03-1 ケイナ

「ケイナ」
カインは足早に歩いていくケイナの後ろから声をかけた。
「ケイナ」
もう一度呼んだ。
いつもそうだ。慣れないうちは聞こえていないのかと思った。
何ヶ月かしてやっと彼は無意識のうちに相手の声の調子で自分が受け入れたくないことを言うかどうかを悟って返事をしないのだということが分かってきた。
アシュアが呼ぶと彼は振り返る。アシュアはうまくケイナに声をかける術を修得している。

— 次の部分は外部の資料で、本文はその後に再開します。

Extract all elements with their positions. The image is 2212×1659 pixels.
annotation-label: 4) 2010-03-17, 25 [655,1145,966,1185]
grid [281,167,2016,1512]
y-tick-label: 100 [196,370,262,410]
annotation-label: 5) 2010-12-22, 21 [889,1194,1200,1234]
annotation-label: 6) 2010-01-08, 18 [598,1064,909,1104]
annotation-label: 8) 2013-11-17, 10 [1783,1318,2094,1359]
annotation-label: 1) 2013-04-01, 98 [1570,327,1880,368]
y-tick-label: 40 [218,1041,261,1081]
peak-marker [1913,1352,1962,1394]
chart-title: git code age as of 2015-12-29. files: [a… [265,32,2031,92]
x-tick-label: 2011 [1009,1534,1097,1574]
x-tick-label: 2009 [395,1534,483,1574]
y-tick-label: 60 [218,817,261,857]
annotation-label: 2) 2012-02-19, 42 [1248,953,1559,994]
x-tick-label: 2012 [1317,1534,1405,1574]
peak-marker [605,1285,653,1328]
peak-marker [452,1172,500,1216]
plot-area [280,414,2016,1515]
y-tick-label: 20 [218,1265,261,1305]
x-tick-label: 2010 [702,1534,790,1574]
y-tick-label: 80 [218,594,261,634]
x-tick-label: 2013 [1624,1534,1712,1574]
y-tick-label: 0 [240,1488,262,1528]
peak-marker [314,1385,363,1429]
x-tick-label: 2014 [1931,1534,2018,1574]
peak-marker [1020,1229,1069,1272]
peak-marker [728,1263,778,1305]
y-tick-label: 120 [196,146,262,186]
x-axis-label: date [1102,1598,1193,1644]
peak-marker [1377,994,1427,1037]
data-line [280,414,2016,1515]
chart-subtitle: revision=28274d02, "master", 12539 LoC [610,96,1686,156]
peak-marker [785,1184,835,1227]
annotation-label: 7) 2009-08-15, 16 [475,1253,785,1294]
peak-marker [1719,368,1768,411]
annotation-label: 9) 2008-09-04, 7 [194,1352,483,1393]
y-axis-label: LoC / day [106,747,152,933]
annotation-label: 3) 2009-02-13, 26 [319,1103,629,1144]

『ぼくはどうもだめだな…… でなきゃ、よっぽど嫌われているかだ』
カインは思う。もう二年もたつのになかなか彼の心は氷解しない。
「ケイナ、悪いけど……」
「ヒマなんかねえよ」
肩を並べて言うカインの言葉が終わらないうちにケイナは吐き出すように言った。
「まだ何も言ってないけど」
「…………」
だんまりだ。こっちに目も向けやしない。
ガラス張りの廊下に差し込んだ光がケイナの横顔をくっきりと浮かびあがらせていた。
完璧なまでのシルエットだ。影だけみてもケイナだと分かるだろう。
「認めたくないだろうけど、教官からの指示だよ。飛び入りで見学者が来たからそっちに回れと」
「…………」
黙っている。了承したのか、それとも無視する気か。
ふいに彼は足を止めた。相変わらず顔は前を見つめている。
「ジェイク・ブロードは訓練よりこんなことをとるわけ?」
『ジェイク・ブロード』は教官の名前だ。
「おおかた持病の腰痛でも出たんだろ」
カインは彼が足をとめたことにほっとしながら肩をすくめて言った。
「ひとりだからすぐに終わるよ」
カインは黒いファイルを差し出した。
しかしケイナはそれを無視して再び歩き始めた。
「ケイナ」
カインは慌ててあとを追った。
勘弁してくれ。ケイナの歩幅は広すぎる。追いつくのがやっとだ。
「アシュアは」
ケイナは前を見たまま言った。
「アシュアはだめだ。カリキュラムが始まってる」
もう諦めようかと思った矢先、ケイナは手がカインの手のファイルを掴んだ。
「ブロードはもう軍科に生徒はいらないんだな」
ケイナはそう言って冷ややかな笑みを向けるとファイルをかざしてみせてカインに背を向けた。
カインはほっと息を吐いた。
ファイルを弄びながら歩いていくケイナの後ろ姿を見送ってカインはかぶりを振った。
いったいいつになったらまともにしゃべってくれるようになるんだか。
今日の見学者は不運だ。ケイナはどれほど冷たい仕打ちをするか分かったもんじゃない。
どうして彼はこんなにも人に対して冷たいのだろう。まるで憎んでくれとでも言わんばかりだ。
そして元来た廊下を戻ろうと踵を返しかけたとき、カインはふと目の端に映ったものにはっとしてケイナを振り返った。
ケイナの持ったファイルから奇妙な緑色の霧が溢れ出て彼の体を取り巻いていた。
しかしそれが見えた直後、ケイナの姿は廊下の角に消えた。
あのファイルには何と書いてあった? 誰の名前が書いてあった?
今から追いかけて取り戻せばケイナは会わずに済むか?
いや、一度受け取ったファイルをケイナが返すものか。余計に警戒させるだけだ。
「なんでもっと早く(見え)ないんだ……」
カインはいまいましげにつぶやいた。